Web Summit Rio e a escolha do Brasil

Essa será a primeira vez que o evento ocorre fora da Europa, e são esperados mais de 500 investidores e 750 startups. Anteriormente, o evento costumava acontecer em Lisboa, em Portugal.

Entre os palestrantes, estarão representantes de empresas de tecnologia de diferentes setores, como Airbnb, Google, GitHub, QuintoAndar e Nubank, além de veículos de mídia, movimentos sociais e organizações do terceiro setor.

A escolha de abrir o horizonte de Portugal para o Brasil se deu pelo crescimento gigantesco da indústria brasileira de tecnologia e startups.
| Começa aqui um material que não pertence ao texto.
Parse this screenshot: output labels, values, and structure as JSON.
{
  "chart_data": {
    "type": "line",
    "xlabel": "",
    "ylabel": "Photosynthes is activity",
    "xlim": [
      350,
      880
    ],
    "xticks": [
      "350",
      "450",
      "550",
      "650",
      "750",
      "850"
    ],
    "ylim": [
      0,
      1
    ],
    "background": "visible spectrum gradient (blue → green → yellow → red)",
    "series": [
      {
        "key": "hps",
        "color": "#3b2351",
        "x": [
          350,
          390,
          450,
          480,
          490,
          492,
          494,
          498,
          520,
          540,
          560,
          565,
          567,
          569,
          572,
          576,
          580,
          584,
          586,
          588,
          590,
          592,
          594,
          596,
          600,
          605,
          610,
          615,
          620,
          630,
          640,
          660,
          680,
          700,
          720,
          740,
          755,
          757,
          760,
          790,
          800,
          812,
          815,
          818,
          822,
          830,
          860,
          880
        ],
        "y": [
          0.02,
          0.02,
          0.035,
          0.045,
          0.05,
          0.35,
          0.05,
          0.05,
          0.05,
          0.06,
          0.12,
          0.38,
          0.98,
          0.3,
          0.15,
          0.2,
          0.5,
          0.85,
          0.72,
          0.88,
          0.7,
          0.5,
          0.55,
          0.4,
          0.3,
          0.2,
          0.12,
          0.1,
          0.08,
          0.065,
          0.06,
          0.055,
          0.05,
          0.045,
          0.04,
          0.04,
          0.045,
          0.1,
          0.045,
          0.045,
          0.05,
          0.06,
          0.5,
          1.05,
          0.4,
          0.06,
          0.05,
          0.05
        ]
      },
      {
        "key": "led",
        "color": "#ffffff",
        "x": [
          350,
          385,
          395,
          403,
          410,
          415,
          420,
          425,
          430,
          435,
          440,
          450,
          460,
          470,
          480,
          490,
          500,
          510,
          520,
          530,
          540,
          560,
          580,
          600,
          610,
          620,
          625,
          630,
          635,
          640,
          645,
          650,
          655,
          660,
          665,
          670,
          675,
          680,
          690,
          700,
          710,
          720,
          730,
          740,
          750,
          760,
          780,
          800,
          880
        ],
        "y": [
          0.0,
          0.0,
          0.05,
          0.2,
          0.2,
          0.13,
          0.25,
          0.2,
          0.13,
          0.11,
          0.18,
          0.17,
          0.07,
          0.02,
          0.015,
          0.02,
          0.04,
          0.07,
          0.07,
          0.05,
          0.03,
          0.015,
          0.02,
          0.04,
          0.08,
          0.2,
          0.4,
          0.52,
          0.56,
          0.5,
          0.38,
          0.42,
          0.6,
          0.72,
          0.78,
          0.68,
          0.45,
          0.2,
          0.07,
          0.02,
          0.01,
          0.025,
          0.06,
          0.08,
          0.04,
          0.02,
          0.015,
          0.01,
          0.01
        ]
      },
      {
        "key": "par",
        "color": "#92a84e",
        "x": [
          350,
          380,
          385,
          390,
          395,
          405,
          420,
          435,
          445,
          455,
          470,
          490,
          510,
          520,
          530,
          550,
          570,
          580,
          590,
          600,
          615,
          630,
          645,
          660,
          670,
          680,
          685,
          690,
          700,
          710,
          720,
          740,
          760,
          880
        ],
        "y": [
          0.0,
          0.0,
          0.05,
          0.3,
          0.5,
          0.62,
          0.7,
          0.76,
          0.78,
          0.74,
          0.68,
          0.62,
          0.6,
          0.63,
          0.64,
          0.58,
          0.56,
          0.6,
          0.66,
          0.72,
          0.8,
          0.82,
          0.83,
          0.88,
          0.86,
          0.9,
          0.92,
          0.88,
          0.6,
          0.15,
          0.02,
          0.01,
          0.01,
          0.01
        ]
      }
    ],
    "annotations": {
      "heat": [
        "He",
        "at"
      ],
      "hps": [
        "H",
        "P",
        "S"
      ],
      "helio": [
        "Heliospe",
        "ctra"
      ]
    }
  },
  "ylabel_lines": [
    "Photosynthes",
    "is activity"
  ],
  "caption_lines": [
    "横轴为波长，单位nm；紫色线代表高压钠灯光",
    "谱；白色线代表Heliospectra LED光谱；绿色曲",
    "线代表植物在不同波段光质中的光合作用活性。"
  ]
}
O país ultrapassou 20 empresas unicórnios, empresas avaliadas em mais de um bilhão de dólares antes de abrir seu capital em bolsas de valores, ou seja, antes de realizar o IPO. Outro ponto que influenciou na decisão do Brasil sediar o evento foi do Rio de Janeiro ser uma das principais cidades hub na América Latina.